За шорохом целлофана домовой не расслышал скрип половиц в коридоре. «Ой, мамочки», – только и успел он подумать, когда дверь приоткрылась, а в спину ему ударил белый круг света от фонарика. Кто-то из детей тоже интересовался подарками.
Домовой замер, только мысли в голове медленно перемигивались, как электрогирлянда на елке совсем недавно. Уходить в невидимый режим поздно – человеческий взгляд уже пришпилил его к этой реальности за меховой загривок жилета. Сбежать как есть – вдруг за крысу примет, испугается? Да не, это ж старший, судя по сопливому сопению. Этого крысой не проймешь, даже если она будет величиной с кота. А если…
И когда ребенок наклонился потрогать неопознанный меховой объект, домовой повернул к нему кошачью мордень, махнул пушистым черным хвостом.
– Мау! – сказал он басом на случай, если внешняя личина получилась не слишком убедительной. Сейчас малец перебудит весь дом, родители вышвырнут постороннее животное, и можно будет спокойно вернуться через вентиляцию.
– Киса! – завопил мальчик, схватил кота в охапку и потащил в приступе неудержимой радости хвастаться перед братьями. Ну и что, что пятый час утра на будильнике? Кот – это всегда праздник.
***
Черный котище покачивался на краю ванны и ловил языком капли из крана. «Уху-у!» – рявкнула вдруг сливная труба, и кот таки шмякнулся в ванну. Выскочил он оттуда вперед собственного мява и во вдвое большем объеме шерсти. Зашипел на раковину и на два глаза на стебельках, торчащие над фаянсовым краем.
– Василь Иваныч, ты что, не узнал меня? – прогудели глаза. – Это я, Петька! Ну, водяной из старых бараков у вокзала. Ты у меня еще на новый год от людского загула прятался в шахте стояка.
– Да поумню, – проворчал кот, – только это, Петька, шел бы ты отсюда. Тут вакансий водопроводных нет, занято все, даже по старой дружбе помочь не смогу.
– Да я так, проведать тебя на новом месте жительства, узнать, как ты тут. Слушай, Василь Иваныч, а чего ты в котовьей личине сидишь, хозяев же дома нету… – глаза над раковиной раздулись в испуге. – Ой, или они, того, смотрели на тебя три дня подряд, и ты теперь не можешь вернуться в родной облик? Ой, горе-то какое… Но не переживай, я что угодно сделаю, но верну тебе старую шкурку. Разузнаю, что для этого нужно, любую траву достану, любой ритуал проведу, будешь, дружище, как новенький.

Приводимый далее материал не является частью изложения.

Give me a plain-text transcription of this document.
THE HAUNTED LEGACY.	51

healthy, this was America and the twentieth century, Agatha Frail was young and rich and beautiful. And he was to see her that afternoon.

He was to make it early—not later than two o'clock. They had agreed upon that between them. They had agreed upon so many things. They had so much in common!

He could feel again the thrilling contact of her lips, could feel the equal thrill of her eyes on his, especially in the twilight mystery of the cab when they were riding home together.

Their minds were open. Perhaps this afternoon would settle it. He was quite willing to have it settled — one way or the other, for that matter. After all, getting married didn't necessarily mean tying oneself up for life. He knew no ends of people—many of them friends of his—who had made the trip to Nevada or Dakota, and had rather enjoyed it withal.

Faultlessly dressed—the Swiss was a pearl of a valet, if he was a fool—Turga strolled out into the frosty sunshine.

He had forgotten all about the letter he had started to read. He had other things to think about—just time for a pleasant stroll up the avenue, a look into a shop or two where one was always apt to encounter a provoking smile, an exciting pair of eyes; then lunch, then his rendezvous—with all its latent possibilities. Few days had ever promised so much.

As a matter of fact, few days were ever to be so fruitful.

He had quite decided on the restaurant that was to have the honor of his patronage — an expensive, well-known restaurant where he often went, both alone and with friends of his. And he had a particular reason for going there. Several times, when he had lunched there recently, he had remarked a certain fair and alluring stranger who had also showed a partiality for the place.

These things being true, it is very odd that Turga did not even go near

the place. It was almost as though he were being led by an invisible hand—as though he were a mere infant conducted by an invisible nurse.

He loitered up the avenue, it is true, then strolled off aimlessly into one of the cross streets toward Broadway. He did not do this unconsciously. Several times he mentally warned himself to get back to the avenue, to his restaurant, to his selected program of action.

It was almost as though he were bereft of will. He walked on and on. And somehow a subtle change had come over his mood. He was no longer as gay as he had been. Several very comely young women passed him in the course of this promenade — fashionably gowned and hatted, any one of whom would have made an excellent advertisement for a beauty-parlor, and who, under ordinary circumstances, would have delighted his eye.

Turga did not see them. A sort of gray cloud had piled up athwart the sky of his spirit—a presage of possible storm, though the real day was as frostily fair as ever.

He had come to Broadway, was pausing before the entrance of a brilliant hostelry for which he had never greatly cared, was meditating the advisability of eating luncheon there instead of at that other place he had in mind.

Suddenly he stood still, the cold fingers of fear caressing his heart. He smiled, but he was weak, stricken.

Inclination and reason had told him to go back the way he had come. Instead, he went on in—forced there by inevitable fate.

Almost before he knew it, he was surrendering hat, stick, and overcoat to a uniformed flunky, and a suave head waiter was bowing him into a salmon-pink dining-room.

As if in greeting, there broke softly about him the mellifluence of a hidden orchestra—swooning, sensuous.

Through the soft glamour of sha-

– Ша, Петька, – фыркнул на него кот. – Не пузырись. Никто на меня не смотрел – так долго, в смысле. Это я сам не хочу обратно перекидываться. Трава, ритуалы… Нетушки, Петька, меня и так неплохо кормят. Не хочу я больше быть домовым – дел невпроворот, да все на нервах, вдруг увидят. Уж лучше котом, – он поднял лапу, поковырялся когтем в зубах. – Весь день хочешь спи, хочешь играй. Разобьешь что – и хоть бы хны, за жалобный взгляд все простят. И корма хоть завались, да все деликатесы – индейка, форель, собственная тарелка… Ну, без соли, правда, но я привык, оно без соли полезнее, суставы не мучают.
И он потянулся сначала передними лапами, потом задними. Стебельки с глазами тоже вытягивались все выше и выше.
– И зовут меня теперь не Василий Иванович, а Вася. Или Васенька – это хозяйка меня любит. До чего хорошо с ней в одной постели спать! При муже, не стесняясь! Лепота! Сразу моложе себя чувствую, бодрее. Эх, жаль, Петька, что ты не умеешь ни в кого пушистого перекидываться, тоже бы устроился недурно. Хотя... Припоминаю, сидел я как-то на коленях у хозяйки, пока она смотрела в свой компутер, и видел картинки, где люди огромных таких улиток дома держали, словно хомячков каких. Если найдешь ракушку да на спину приклеишь - сойдешь за улю. Кстати, шел бы ты домой к себе. Скоро местная водяная-банничиха приплывет из ночного клуба на очистной станции, а она гостей не любит, стерва крашеная. Чуть что – сразу кипятком брызгается.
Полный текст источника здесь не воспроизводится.